Back in Syracuse, some of the veterans had told us the thing airmen in England craved most was bourbon. So we had bought a case, which practically depleted the crew's funds. We intended to sell it at a big profit in England. Well, to get this three-day layover in Greenland, we sold the whiskey to the crew chief at BW3 for what we thought was a good profit. It turned out to have been about half of what we would have gotten in England.
I walked to a glacier and explored it. I climbed a mountain alongside a waterfall to see the lake that was the waterfall's source. I went snowshoe rabbit hunting unsuccessfully with .30 caliber carbines.
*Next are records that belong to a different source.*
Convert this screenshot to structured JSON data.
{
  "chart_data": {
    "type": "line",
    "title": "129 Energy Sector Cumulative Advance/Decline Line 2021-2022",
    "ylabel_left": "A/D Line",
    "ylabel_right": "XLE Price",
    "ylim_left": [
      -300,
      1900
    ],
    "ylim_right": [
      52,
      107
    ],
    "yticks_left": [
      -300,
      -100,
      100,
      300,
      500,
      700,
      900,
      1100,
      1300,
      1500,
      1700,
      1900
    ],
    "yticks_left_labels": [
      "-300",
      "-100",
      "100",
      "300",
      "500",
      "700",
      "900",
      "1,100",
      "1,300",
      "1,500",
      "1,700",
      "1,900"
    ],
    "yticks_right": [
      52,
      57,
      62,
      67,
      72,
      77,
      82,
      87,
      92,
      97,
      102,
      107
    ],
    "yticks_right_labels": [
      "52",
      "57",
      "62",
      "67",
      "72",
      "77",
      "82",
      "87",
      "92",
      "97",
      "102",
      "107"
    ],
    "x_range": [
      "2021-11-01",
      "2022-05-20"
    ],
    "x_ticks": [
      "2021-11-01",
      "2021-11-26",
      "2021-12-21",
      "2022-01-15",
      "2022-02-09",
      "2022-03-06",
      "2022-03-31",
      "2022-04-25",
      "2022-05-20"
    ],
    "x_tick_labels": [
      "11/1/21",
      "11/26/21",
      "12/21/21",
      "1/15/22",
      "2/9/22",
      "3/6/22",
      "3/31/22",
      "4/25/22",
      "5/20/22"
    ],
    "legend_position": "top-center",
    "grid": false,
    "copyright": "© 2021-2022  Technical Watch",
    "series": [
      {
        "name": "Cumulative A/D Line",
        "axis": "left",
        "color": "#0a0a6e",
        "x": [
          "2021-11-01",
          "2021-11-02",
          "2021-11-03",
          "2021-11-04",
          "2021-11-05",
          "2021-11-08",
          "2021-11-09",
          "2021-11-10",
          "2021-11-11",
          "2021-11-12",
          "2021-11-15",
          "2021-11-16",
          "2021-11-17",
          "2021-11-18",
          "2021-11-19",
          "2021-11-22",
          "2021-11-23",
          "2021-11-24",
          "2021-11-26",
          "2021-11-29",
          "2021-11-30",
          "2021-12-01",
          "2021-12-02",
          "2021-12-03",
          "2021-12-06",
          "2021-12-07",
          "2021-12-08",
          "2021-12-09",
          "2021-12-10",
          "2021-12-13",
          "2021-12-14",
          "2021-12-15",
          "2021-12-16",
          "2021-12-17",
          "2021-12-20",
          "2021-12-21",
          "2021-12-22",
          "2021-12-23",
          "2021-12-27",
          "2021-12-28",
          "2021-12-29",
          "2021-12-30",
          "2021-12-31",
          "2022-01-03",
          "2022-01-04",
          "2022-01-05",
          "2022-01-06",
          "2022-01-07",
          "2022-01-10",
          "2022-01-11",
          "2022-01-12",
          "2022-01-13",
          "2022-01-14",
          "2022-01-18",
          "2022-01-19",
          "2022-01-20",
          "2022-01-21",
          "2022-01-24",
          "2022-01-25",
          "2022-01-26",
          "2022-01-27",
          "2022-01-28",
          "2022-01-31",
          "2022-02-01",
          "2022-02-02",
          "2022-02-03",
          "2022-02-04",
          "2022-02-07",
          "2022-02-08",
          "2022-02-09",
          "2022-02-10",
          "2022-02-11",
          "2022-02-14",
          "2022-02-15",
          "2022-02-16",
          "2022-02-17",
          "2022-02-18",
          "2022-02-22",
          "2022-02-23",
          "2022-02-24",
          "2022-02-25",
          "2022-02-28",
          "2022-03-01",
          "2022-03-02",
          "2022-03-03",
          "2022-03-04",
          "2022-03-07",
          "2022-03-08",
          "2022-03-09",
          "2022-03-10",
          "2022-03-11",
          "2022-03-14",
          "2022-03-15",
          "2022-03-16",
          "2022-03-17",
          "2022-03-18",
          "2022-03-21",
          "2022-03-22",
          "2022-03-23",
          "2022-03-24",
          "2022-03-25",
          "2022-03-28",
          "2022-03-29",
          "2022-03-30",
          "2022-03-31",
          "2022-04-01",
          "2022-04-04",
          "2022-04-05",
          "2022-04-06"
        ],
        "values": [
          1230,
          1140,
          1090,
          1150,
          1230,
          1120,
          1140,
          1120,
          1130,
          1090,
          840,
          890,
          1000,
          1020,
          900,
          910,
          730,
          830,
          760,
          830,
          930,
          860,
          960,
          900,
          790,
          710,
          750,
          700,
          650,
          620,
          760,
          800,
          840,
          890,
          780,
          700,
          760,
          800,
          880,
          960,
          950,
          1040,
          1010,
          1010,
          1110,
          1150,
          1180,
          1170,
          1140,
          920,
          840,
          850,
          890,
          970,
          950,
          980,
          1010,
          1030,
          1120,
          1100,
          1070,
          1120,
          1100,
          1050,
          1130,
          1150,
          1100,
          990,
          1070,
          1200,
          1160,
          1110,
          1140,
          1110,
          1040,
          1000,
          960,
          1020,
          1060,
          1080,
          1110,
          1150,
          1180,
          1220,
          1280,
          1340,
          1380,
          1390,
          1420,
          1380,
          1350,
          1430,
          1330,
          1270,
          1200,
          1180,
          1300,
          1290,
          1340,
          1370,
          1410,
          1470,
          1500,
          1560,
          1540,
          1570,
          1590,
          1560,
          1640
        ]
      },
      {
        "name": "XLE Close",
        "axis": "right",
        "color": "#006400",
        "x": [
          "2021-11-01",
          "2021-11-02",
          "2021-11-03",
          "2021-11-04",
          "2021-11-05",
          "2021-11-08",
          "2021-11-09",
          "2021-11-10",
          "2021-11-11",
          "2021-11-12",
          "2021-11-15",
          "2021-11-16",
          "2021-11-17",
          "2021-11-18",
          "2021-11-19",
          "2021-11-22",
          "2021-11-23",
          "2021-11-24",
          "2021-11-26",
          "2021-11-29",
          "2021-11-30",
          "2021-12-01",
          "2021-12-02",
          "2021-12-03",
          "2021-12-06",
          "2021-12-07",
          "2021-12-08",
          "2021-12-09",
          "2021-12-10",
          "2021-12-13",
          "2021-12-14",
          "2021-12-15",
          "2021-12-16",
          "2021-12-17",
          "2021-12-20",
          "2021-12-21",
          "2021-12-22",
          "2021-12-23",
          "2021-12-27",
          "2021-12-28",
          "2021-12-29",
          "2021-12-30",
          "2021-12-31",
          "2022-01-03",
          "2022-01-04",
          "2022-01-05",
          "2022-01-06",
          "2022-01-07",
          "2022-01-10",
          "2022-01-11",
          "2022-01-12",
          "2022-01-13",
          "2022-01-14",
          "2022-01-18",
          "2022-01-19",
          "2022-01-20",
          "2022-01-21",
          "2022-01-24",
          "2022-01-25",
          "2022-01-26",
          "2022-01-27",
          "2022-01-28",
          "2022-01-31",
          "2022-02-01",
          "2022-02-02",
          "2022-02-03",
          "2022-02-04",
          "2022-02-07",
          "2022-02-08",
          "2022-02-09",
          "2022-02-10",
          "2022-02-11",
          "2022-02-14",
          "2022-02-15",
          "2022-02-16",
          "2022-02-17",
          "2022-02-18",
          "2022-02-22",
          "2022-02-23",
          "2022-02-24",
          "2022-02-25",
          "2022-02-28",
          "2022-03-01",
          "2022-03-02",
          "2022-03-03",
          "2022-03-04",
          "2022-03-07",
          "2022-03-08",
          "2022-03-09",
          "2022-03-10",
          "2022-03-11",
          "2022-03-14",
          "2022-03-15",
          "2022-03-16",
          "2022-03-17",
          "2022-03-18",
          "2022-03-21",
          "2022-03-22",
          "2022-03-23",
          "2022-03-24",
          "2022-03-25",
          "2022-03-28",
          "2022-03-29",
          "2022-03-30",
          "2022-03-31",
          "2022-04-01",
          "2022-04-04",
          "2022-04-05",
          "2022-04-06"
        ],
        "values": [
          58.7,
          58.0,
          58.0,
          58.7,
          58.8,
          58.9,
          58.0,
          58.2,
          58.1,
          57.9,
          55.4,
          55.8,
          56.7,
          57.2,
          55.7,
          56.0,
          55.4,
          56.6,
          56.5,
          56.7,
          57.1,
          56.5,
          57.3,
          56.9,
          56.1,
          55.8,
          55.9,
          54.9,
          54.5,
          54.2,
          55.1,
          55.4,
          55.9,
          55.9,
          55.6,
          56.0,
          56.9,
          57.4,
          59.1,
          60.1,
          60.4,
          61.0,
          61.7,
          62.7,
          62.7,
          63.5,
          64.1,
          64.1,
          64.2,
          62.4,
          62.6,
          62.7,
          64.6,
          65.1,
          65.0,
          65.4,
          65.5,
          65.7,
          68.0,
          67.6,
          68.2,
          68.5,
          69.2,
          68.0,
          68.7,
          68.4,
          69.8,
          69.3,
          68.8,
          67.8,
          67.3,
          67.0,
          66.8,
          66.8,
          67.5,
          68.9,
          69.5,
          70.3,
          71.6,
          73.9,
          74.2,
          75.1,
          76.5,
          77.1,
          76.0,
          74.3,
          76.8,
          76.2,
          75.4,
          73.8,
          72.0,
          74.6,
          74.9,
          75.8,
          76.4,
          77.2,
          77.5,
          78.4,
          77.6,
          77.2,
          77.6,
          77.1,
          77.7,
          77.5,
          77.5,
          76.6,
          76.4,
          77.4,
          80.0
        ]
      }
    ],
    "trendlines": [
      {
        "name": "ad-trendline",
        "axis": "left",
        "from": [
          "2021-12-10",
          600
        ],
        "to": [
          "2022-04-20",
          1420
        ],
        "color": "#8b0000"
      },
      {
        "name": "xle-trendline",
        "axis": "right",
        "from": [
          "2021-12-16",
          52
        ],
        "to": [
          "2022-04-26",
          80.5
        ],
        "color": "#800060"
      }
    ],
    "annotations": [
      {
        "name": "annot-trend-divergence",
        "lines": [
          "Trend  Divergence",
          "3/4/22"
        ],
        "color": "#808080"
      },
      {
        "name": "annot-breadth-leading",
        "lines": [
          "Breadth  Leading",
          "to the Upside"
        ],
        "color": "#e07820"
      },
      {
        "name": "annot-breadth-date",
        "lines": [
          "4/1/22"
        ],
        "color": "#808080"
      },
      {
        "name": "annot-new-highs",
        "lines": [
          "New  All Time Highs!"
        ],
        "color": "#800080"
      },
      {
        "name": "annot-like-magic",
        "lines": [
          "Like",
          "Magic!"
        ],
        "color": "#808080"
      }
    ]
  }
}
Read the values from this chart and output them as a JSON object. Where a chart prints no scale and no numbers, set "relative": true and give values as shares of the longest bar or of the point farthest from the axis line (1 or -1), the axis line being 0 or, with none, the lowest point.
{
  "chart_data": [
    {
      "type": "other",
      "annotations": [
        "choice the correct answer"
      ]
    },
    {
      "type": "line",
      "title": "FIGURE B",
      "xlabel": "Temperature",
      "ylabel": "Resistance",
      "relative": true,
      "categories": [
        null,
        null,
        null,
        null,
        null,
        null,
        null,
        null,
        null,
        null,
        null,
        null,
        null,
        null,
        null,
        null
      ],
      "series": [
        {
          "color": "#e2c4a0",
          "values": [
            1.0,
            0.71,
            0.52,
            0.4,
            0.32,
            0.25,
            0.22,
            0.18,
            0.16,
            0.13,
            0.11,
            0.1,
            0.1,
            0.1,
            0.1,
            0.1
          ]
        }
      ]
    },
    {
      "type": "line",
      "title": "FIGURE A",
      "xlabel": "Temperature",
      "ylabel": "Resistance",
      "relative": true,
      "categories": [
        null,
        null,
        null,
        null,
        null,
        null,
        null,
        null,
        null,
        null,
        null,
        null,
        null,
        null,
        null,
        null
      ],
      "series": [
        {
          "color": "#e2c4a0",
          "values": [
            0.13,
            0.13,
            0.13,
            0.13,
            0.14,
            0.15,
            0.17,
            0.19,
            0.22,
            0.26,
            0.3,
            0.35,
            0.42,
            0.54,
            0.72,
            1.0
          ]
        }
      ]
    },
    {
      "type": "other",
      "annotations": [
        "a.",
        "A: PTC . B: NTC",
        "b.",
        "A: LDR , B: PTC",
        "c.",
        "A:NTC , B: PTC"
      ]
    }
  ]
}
We flew from there to Reykjavik, Iceland where we were told not to associate with the natives. In fact, we couldnt leave the base. Prior to our arrival, a group of marines had been stationed there. The Icelanders believed in pre-marital sex. The Marines took advantage of this. Later the marines pulled out, but not really, because they left behind a lot of pregnant women. Since that time, the locals had taken a dim view of all Americans.
We stayed overnight, refueled, and left for Strornaway. Again, the pilot decided he would go on radio navigation; he didnt need the help of a navigator. Over the Atlantic, the radio went out for the third time. And he was lost. This time I refused to help. I told him England was off to the east somewhere, "You can find it." He got very angry and we had quite an argument. Finally I gave him a course and we hit Stornaway dead on. These three recoveries, coupled with finishing first in the class, made the pilot respect me as a navigator.
At Prestwick, we had final navigation training on how to navigate in England. The person who made the highest score on this training could choose the bomb group that he wanted. My pilot had already checked this out and the 91st Bomb Group had the fewest losses. I was first in the class so we picked the 91st Bomb Group.